The decision tree works, Friedman explains, by dividing a set of data into smaller and smaller partitions until it reaches a best partition for predicting a particular outcome. The data might, for example, consist of thousands of sets of readings made on hundreds of locomotive engines. The outcome in question might be whether a given engine will run smoothly for another 5,000 kilometers. The best indicator of whether an engine will fail might be whether its current operating temperature is above or below a certain level, or perhaps whether it has covered more or less than a certain distance since its last major overhaul. The decision tree begins by slicing the data into the two subsets that best correlate with the two divergent outcomes.

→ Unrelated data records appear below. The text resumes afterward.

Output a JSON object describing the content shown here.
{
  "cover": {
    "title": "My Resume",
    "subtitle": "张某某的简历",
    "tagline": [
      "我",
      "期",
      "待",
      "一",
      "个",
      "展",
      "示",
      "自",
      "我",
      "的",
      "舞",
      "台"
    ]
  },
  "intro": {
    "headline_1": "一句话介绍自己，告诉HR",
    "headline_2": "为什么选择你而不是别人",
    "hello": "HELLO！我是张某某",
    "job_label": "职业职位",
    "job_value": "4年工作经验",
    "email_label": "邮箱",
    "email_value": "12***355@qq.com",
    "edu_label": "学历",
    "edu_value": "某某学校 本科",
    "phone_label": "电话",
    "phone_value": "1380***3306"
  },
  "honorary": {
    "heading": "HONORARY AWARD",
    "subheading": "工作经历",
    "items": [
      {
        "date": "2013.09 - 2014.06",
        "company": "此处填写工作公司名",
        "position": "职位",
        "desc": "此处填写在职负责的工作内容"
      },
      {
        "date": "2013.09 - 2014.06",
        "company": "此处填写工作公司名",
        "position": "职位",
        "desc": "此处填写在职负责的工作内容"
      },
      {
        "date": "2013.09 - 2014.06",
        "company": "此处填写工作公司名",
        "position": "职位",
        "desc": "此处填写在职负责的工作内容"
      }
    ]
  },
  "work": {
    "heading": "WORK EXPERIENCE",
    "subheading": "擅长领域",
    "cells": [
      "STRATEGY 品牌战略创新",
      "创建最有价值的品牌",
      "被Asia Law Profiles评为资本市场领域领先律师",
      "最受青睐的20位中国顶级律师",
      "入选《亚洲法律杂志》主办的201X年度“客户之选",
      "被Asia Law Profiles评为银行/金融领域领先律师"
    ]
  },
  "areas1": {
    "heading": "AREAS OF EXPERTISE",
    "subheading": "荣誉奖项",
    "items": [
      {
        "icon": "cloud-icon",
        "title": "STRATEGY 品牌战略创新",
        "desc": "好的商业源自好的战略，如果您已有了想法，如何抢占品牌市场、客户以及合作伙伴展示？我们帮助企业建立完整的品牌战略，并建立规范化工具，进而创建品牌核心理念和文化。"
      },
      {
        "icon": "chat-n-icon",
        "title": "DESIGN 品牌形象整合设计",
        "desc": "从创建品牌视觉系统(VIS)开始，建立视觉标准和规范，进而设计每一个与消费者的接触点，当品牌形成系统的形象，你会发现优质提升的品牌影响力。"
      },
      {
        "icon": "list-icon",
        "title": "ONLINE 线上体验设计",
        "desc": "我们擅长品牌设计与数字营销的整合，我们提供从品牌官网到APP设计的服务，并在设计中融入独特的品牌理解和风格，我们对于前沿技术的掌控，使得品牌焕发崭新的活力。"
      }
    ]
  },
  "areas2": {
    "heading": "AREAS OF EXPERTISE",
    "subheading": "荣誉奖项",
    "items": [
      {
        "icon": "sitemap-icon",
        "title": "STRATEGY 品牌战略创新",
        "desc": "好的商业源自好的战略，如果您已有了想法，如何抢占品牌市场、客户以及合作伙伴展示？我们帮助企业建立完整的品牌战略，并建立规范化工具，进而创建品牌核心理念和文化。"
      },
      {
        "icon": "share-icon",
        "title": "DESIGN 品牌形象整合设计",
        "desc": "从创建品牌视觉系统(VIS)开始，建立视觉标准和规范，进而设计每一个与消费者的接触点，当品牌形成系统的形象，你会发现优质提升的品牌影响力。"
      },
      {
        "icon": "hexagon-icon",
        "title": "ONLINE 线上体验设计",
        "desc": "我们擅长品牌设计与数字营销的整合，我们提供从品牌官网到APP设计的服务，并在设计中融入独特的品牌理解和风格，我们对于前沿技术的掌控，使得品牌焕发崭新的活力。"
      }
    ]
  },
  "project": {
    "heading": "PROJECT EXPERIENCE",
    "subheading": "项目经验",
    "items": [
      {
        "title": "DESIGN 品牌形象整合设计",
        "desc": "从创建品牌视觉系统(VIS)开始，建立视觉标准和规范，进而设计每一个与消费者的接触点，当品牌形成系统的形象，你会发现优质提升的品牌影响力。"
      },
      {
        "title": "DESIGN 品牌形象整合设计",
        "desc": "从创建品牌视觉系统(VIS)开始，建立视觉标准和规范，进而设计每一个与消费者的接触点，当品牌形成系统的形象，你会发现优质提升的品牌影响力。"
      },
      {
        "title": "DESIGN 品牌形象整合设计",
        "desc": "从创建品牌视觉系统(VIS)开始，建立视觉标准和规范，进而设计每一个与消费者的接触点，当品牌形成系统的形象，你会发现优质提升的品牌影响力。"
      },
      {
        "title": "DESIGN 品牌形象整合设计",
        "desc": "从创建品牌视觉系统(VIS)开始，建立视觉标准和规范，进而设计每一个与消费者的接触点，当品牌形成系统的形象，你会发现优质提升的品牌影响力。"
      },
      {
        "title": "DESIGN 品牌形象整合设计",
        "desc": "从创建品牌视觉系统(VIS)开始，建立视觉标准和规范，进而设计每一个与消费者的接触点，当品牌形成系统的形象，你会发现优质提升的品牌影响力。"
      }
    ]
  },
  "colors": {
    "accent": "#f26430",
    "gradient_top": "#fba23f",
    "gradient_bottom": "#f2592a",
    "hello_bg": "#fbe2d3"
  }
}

Each of the resulting two subsets of data points is then split by the same best-prediction criterion; the resulting four subsets are divided; and so on, until further divisions do not improve the predictive value.
Thanks to such statistical tools, people like GE’s Abernathy can wring an astonishing amount of information from the signals trickling out of the sensors on technological devices. Jet engines cost between $5 million and $10 million and need an overhaul every three to five years. Because this procedure is also expensive-costing $500,000 to $2 million-airlines strive to maximize the time between one overhaul and the next. An equally important goal is to avoid having too many engines due for major servicing at the same time: airlines have only so many spares on hand.